Le Conseil constitutionnel a rendu, le 14 septembre 2021, une décision relative à la conformité du deuxième alinéa de l’article L. 1453-4 du code du travail. Une organisation syndicale a soulevé une question prioritaire de constitutionnalité concernant les modalités de désignation des défenseurs syndicaux devant les juridictions prud’homales. Le texte contesté réserve la faculté de proposer des candidats aux seules organisations d’employeurs et de salariés représentatives au niveau national, interprofessionnel ou de branche.
Le Conseil d’État a transmis cette question au Conseil constitutionnel par une décision du 9 juin 2021 dans le cadre d’un litige administratif. Le requérant soutient que ces dispositions instaurent une différence de traitement injustifiée entre les organisations syndicales, méconnaissant ainsi le principe d’égalité devant la loi. Selon cette thèse, la condition de représentativité restreindrait indûment l’accès à la fonction de défenseur syndical pour les membres des organisations non représentatives.
La haute juridiction doit déterminer si l’exclusion des syndicats non représentatifs du processus de désignation repose sur des critères objectifs et rationnels en lien avec la loi. Le Conseil constitutionnel déclare les mots litigieux contraires à la Constitution car le critère retenu ne garantit pas la compétence technique des candidats proposés. L’étude de cette décision impose d’analyser l’identification d’une rupture d’égalité caractérisée avant d’examiner la censure d’un critère jugé sans rapport avec l’objectif législatif.

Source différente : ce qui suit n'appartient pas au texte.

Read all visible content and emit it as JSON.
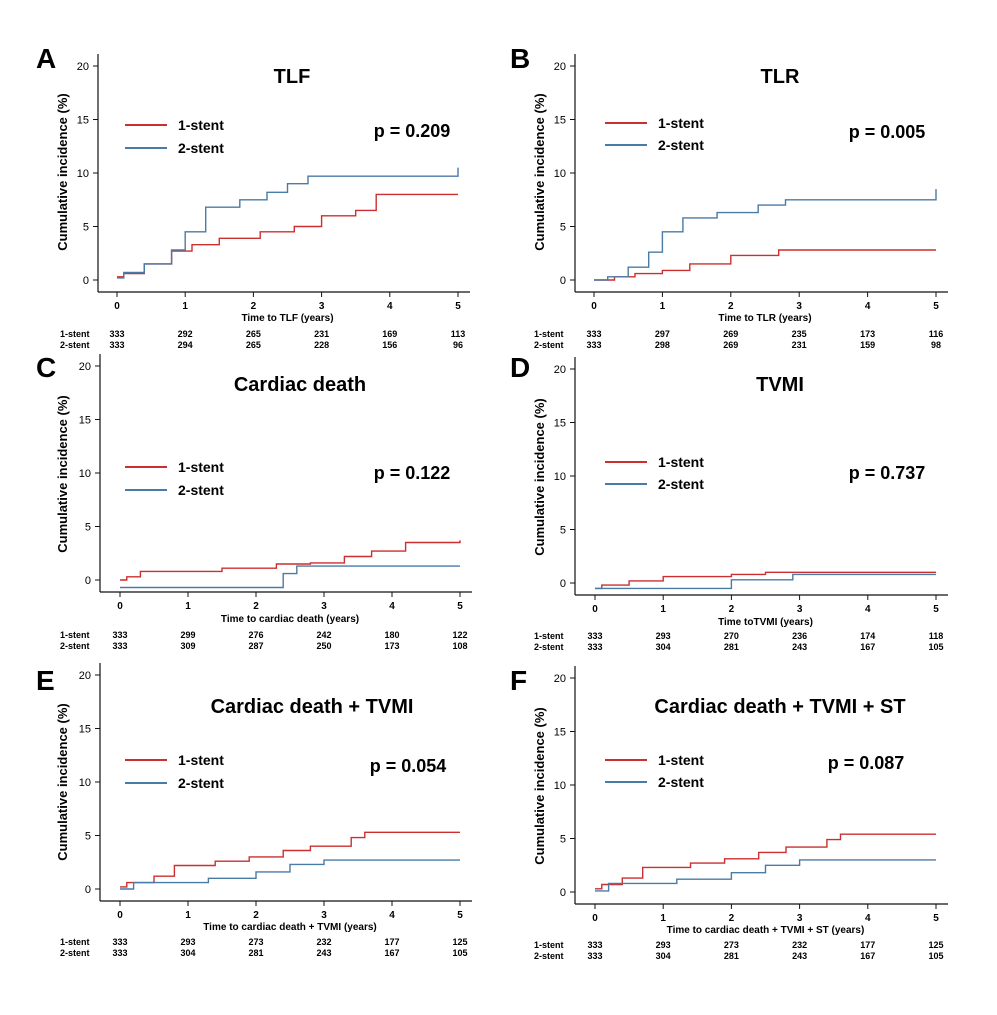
{
  "colors": {
    "one_stent": "#cc2f2f",
    "two_stent": "#4a7aa6",
    "axis": "#111111"
  },
  "chart_data": [
    {
      "type": "line",
      "panel": "A",
      "title": "TLF",
      "p_value": "p = 0.209",
      "xlabel": "Time to TLF (years)",
      "ylabel": "Cumulative incidence (%)",
      "xlim": [
        0,
        5
      ],
      "ylim": [
        0,
        20
      ],
      "xticks": [
        0,
        1,
        2,
        3,
        4,
        5
      ],
      "yticks": [
        0,
        5,
        10,
        15,
        20
      ],
      "legend": [
        "1-stent",
        "2-stent"
      ],
      "series": [
        {
          "name": "1-stent",
          "x": [
            0,
            0.1,
            0.4,
            0.8,
            1.1,
            1.5,
            2.1,
            2.6,
            3.0,
            3.5,
            3.8,
            5.0
          ],
          "y": [
            0.3,
            0.6,
            1.5,
            2.7,
            3.3,
            3.9,
            4.5,
            5.0,
            6.0,
            6.5,
            8.0,
            8.0
          ]
        },
        {
          "name": "2-stent",
          "x": [
            0,
            0.1,
            0.4,
            0.8,
            1.0,
            1.3,
            1.8,
            2.2,
            2.5,
            2.8,
            5.0,
            5.0
          ],
          "y": [
            0.2,
            0.7,
            1.5,
            2.8,
            4.5,
            6.8,
            7.5,
            8.2,
            9.0,
            9.7,
            9.7,
            10.5
          ]
        }
      ],
      "at_risk": {
        "1-stent": [
          "333",
          "292",
          "265",
          "231",
          "169",
          "113"
        ],
        "2-stent": [
          "333",
          "294",
          "265",
          "228",
          "156",
          "96"
        ]
      }
    },
    {
      "type": "line",
      "panel": "B",
      "title": "TLR",
      "p_value": "p = 0.005",
      "xlabel": "Time to TLR (years)",
      "ylabel": "Cumulative incidence (%)",
      "xlim": [
        0,
        5
      ],
      "ylim": [
        0,
        20
      ],
      "xticks": [
        0,
        1,
        2,
        3,
        4,
        5
      ],
      "yticks": [
        0,
        5,
        10,
        15,
        20
      ],
      "legend": [
        "1-stent",
        "2-stent"
      ],
      "series": [
        {
          "name": "1-stent",
          "x": [
            0,
            0.3,
            0.6,
            1.0,
            1.4,
            2.0,
            2.7,
            5.0
          ],
          "y": [
            0,
            0.3,
            0.6,
            0.9,
            1.5,
            2.3,
            2.8,
            2.8
          ]
        },
        {
          "name": "2-stent",
          "x": [
            0,
            0.2,
            0.5,
            0.8,
            1.0,
            1.3,
            1.8,
            2.4,
            2.8,
            5.0,
            5.0
          ],
          "y": [
            0,
            0.3,
            1.2,
            2.6,
            4.5,
            5.8,
            6.3,
            7.0,
            7.5,
            7.5,
            8.5
          ]
        }
      ],
      "at_risk": {
        "1-stent": [
          "333",
          "297",
          "269",
          "235",
          "173",
          "116"
        ],
        "2-stent": [
          "333",
          "298",
          "269",
          "231",
          "159",
          "98"
        ]
      }
    },
    {
      "type": "line",
      "panel": "C",
      "title": "Cardiac death",
      "p_value": "p = 0.122",
      "xlabel": "Time to cardiac death (years)",
      "ylabel": "Cumulative incidence (%)",
      "xlim": [
        0,
        5
      ],
      "ylim": [
        0,
        20
      ],
      "xticks": [
        0,
        1,
        2,
        3,
        4,
        5
      ],
      "yticks": [
        0,
        5,
        10,
        15,
        20
      ],
      "legend": [
        "1-stent",
        "2-stent"
      ],
      "series": [
        {
          "name": "1-stent",
          "x": [
            0,
            0.1,
            0.3,
            1.0,
            1.5,
            2.3,
            2.8,
            3.3,
            3.7,
            4.2,
            5.0
          ],
          "y": [
            0,
            0.3,
            0.8,
            0.8,
            1.1,
            1.5,
            1.6,
            2.2,
            2.7,
            3.5,
            3.7
          ]
        },
        {
          "name": "2-stent",
          "x": [
            0,
            1.3,
            2.4,
            2.6,
            5.0
          ],
          "y": [
            -0.7,
            -0.7,
            0.6,
            1.3,
            1.3
          ]
        }
      ],
      "at_risk": {
        "1-stent": [
          "333",
          "299",
          "276",
          "242",
          "180",
          "122"
        ],
        "2-stent": [
          "333",
          "309",
          "287",
          "250",
          "173",
          "108"
        ]
      }
    },
    {
      "type": "line",
      "panel": "D",
      "title": "TVMI",
      "p_value": "p = 0.737",
      "xlabel": "Time toTVMI (years)",
      "ylabel": "Cumulative incidence (%)",
      "xlim": [
        0,
        5
      ],
      "ylim": [
        0,
        20
      ],
      "xticks": [
        0,
        1,
        2,
        3,
        4,
        5
      ],
      "yticks": [
        0,
        5,
        10,
        15,
        20
      ],
      "legend": [
        "1-stent",
        "2-stent"
      ],
      "series": [
        {
          "name": "1-stent",
          "x": [
            0,
            0.1,
            0.5,
            1.0,
            2.0,
            2.5,
            5.0
          ],
          "y": [
            -0.5,
            -0.2,
            0.2,
            0.6,
            0.8,
            1.0,
            1.0
          ]
        },
        {
          "name": "2-stent",
          "x": [
            0,
            1.5,
            2.0,
            2.9,
            5.0
          ],
          "y": [
            -0.5,
            -0.5,
            0.3,
            0.8,
            0.8
          ]
        }
      ],
      "at_risk": {
        "1-stent": [
          "333",
          "293",
          "270",
          "236",
          "174",
          "118"
        ],
        "2-stent": [
          "333",
          "304",
          "281",
          "243",
          "167",
          "105"
        ]
      }
    },
    {
      "type": "line",
      "panel": "E",
      "title": "Cardiac death + TVMI",
      "p_value": "p = 0.054",
      "xlabel": "Time to cardiac death + TVMI (years)",
      "ylabel": "Cumulative incidence (%)",
      "xlim": [
        0,
        5
      ],
      "ylim": [
        0,
        20
      ],
      "xticks": [
        0,
        1,
        2,
        3,
        4,
        5
      ],
      "yticks": [
        0,
        5,
        10,
        15,
        20
      ],
      "legend": [
        "1-stent",
        "2-stent"
      ],
      "series": [
        {
          "name": "1-stent",
          "x": [
            0,
            0.1,
            0.5,
            0.8,
            1.4,
            1.9,
            2.4,
            2.8,
            3.4,
            3.6,
            5.0
          ],
          "y": [
            0.2,
            0.6,
            1.2,
            2.2,
            2.6,
            3.0,
            3.6,
            4.0,
            4.8,
            5.3,
            5.3
          ]
        },
        {
          "name": "2-stent",
          "x": [
            0,
            0.2,
            1.3,
            2.0,
            2.5,
            3.0,
            5.0
          ],
          "y": [
            0,
            0.6,
            1.0,
            1.6,
            2.3,
            2.7,
            2.7
          ]
        }
      ],
      "at_risk": {
        "1-stent": [
          "333",
          "293",
          "273",
          "232",
          "177",
          "125"
        ],
        "2-stent": [
          "333",
          "304",
          "281",
          "243",
          "167",
          "105"
        ]
      }
    },
    {
      "type": "line",
      "panel": "F",
      "title": "Cardiac death + TVMI + ST",
      "p_value": "p = 0.087",
      "xlabel": "Time to cardiac death + TVMI + ST (years)",
      "ylabel": "Cumulative incidence (%)",
      "xlim": [
        0,
        5
      ],
      "ylim": [
        0,
        20
      ],
      "xticks": [
        0,
        1,
        2,
        3,
        4,
        5
      ],
      "yticks": [
        0,
        5,
        10,
        15,
        20
      ],
      "legend": [
        "1-stent",
        "2-stent"
      ],
      "series": [
        {
          "name": "1-stent",
          "x": [
            0,
            0.1,
            0.4,
            0.7,
            1.4,
            1.9,
            2.4,
            2.8,
            3.4,
            3.6,
            5.0
          ],
          "y": [
            0.3,
            0.7,
            1.3,
            2.3,
            2.7,
            3.1,
            3.7,
            4.2,
            4.9,
            5.4,
            5.4
          ]
        },
        {
          "name": "2-stent",
          "x": [
            0,
            0.2,
            1.2,
            2.0,
            2.5,
            3.0,
            5.0
          ],
          "y": [
            0.1,
            0.8,
            1.2,
            1.8,
            2.5,
            3.0,
            3.0
          ]
        }
      ],
      "at_risk": {
        "1-stent": [
          "333",
          "293",
          "273",
          "232",
          "177",
          "125"
        ],
        "2-stent": [
          "333",
          "304",
          "281",
          "243",
          "167",
          "105"
        ]
      }
    }
  ]
}
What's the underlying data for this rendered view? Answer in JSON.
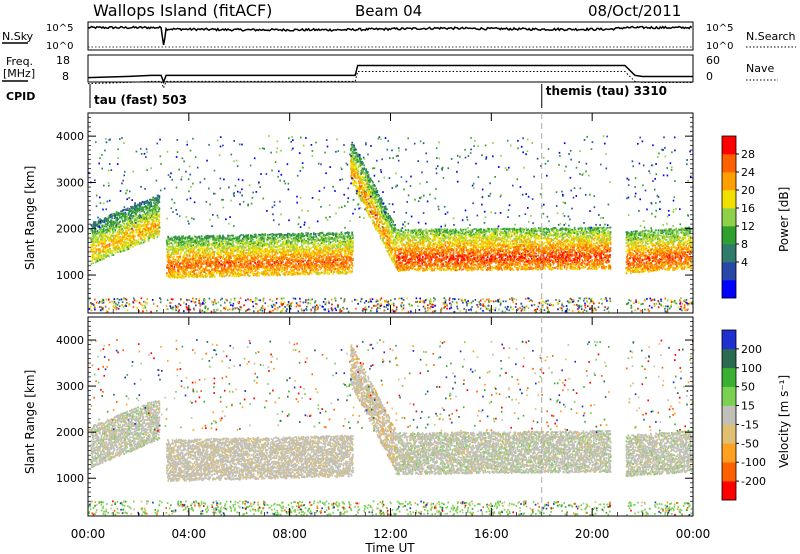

**I. L’identification d’une rupture d’égalité caractérisée par l’exclusion syndicale**
**A. Une différence de traitement fondée sur la représentativité**
La loi prévoit que le défenseur syndical « est inscrit sur une liste arrêtée par l’autorité administrative sur proposition des organisations d’employeurs et de salariés représentatives ». Cette disposition limite le droit de proposition aux seuls groupements ayant acquis une audience électorale suffisante au niveau national ou dans une branche professionnelle. Les juges constitutionnels constatent que cette règle établit une distinction précise entre les organisations syndicales représentatives et celles qui ne remplissent pas ces conditions légales.
**B. La méconnaissance manifeste de l’article 6 de la Déclaration de 1789**
Le requérant soutient que cette restriction nuit à la liberté de choix des salariés et crée une discrimination entre les différentes organisations syndicales. Selon l’article 6 de la Déclaration des droits de l’homme, la loi doit être la même pour tous, sauf si une situation différente justifie une dérogation. Le Conseil constitutionnel valide l’existence de cette différence de traitement mais s’interroge sur sa pertinence au regard de l’objectif de la mission de défense.
**II. La censure d’un critère sans rapport avec l’objectif de qualité de la justice**
**A. L’inadéquation de la représentativité pour garantir la compétence technique**
Le législateur souhaitait « améliorer l’efficacité et la qualité de la justice prud’homale » en encadrant les conditions de désignation de ces acteurs du procès. Le Conseil constitutionnel affirme que « le critère de représentativité […] ne traduit pas la capacité d’une organisation syndicale à désigner des candidats aptes à assurer cette fonction ». L’audience électorale d’un syndicat ne constitue pas une garantie suffisante de la compétence juridique indispensable pour assister ou représenter efficacement les justiciables.
**B. L’abrogation immédiate des dispositions litigieuses et ses conséquences**
La décision prononce l’inconstitutionnalité des mots contestés car le critère de sélection est jugé sans rapport direct avec l’objet de la loi. L’abrogation intervient dès la publication de la décision et s’applique immédiatement aux affaires n’ayant pas encore été jugées de manière définitive. Cette solution assure une plus grande ouverture dans la désignation des défenseurs syndicaux tout en rappelant les exigences strictes liées au principe d’égalité devant la loi.